Engineering Numbers & Needs in the SADC Region

After two years of research, this comprehensive document, completed in December 2018, found the engineering skills challenges to be similar in all SADC countries – poor schooling, inadequate capacity and resources to deliver quality tertiary education and limited graduate training are preventing the growth of tomorrow’s engineering leaders. Qualification standards and professional registration approaches were found to vary considerably, which need to be addressed to allow the mobility of engineering professionals within the region.

Skills for and through SIPs

Published by the Department of Higher Education and Training in 2014, the book considers the skills required to deliver the Strategic Integrated Projects, outlined in the National Infrastructure Plan. After detailed research, it was determined that 76 occupations were in short supply including built environment professionals, managers, trades, operators, and elementary occupations. Projections and detailed recommendations were published to ensure that everyone involved in training and development worked towards addressing the national shortages.
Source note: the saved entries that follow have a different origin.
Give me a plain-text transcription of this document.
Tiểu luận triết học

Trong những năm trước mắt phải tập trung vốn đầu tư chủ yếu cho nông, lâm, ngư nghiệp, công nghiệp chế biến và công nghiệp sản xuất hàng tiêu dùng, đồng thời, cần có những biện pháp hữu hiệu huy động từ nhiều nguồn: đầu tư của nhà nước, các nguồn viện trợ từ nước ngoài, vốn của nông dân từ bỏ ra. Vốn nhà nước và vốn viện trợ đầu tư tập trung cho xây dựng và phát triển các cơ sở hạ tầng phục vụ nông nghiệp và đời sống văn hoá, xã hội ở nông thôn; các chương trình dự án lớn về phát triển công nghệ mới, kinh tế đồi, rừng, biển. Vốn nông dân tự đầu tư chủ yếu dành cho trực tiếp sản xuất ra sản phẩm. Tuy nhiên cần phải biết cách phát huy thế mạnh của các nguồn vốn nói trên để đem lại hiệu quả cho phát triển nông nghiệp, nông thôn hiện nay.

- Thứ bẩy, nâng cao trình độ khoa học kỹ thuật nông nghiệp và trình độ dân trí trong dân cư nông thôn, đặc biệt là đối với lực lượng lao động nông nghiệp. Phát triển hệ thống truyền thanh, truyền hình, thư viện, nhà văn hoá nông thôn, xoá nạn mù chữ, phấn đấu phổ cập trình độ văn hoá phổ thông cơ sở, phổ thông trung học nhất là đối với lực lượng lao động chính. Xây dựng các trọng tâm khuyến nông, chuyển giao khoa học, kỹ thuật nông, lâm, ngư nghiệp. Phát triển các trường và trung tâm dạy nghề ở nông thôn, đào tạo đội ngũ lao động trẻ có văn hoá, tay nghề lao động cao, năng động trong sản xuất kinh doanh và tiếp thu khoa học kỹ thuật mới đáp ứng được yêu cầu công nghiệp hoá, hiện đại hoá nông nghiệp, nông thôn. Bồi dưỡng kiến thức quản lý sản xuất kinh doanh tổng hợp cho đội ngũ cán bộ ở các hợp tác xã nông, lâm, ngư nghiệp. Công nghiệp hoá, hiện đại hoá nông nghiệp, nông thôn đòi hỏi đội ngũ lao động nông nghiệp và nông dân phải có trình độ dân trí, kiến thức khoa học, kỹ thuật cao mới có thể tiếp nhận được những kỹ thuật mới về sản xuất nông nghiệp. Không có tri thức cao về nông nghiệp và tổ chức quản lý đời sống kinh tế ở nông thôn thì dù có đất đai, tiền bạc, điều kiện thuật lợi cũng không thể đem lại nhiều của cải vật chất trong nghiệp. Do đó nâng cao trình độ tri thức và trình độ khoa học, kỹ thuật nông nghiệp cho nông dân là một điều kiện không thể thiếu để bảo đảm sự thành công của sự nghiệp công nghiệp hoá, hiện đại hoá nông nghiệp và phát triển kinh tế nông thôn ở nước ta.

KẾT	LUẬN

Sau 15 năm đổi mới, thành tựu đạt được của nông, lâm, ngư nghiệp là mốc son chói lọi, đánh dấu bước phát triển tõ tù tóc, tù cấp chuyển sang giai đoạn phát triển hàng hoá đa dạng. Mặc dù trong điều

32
Numbers & Needs in local government: Addressing civil engineering – the critical profession for service delivery

Researched over several years, and published in 2007, it was found that the number of civil engineering practitioners employed in local government was about half of the number employed in the late eighties, while the population being serviced in the new wall-to-wall local government model had trebled. The book makes many recommendations on rebuilding the skills base, streamlining procedures, separating political and administration functions and responsibilities, and is brimming with technical ideas on more efficient service delivery.

Numbers & Needs: Addressing imbalances in the civil engineering profession

A seminal document published in 2005 which looked at the numbers of civil engineering practitioners employed in South Africa and the future needs. Considering the skills pipeline and blockages that existed many recommendations were made, from schooling through tertiary education, graduate training and the use of retired engineers to act as mentors and offer specialist input. The document has been widely published and the recommendations have formed the basis for many major national and international initiatives.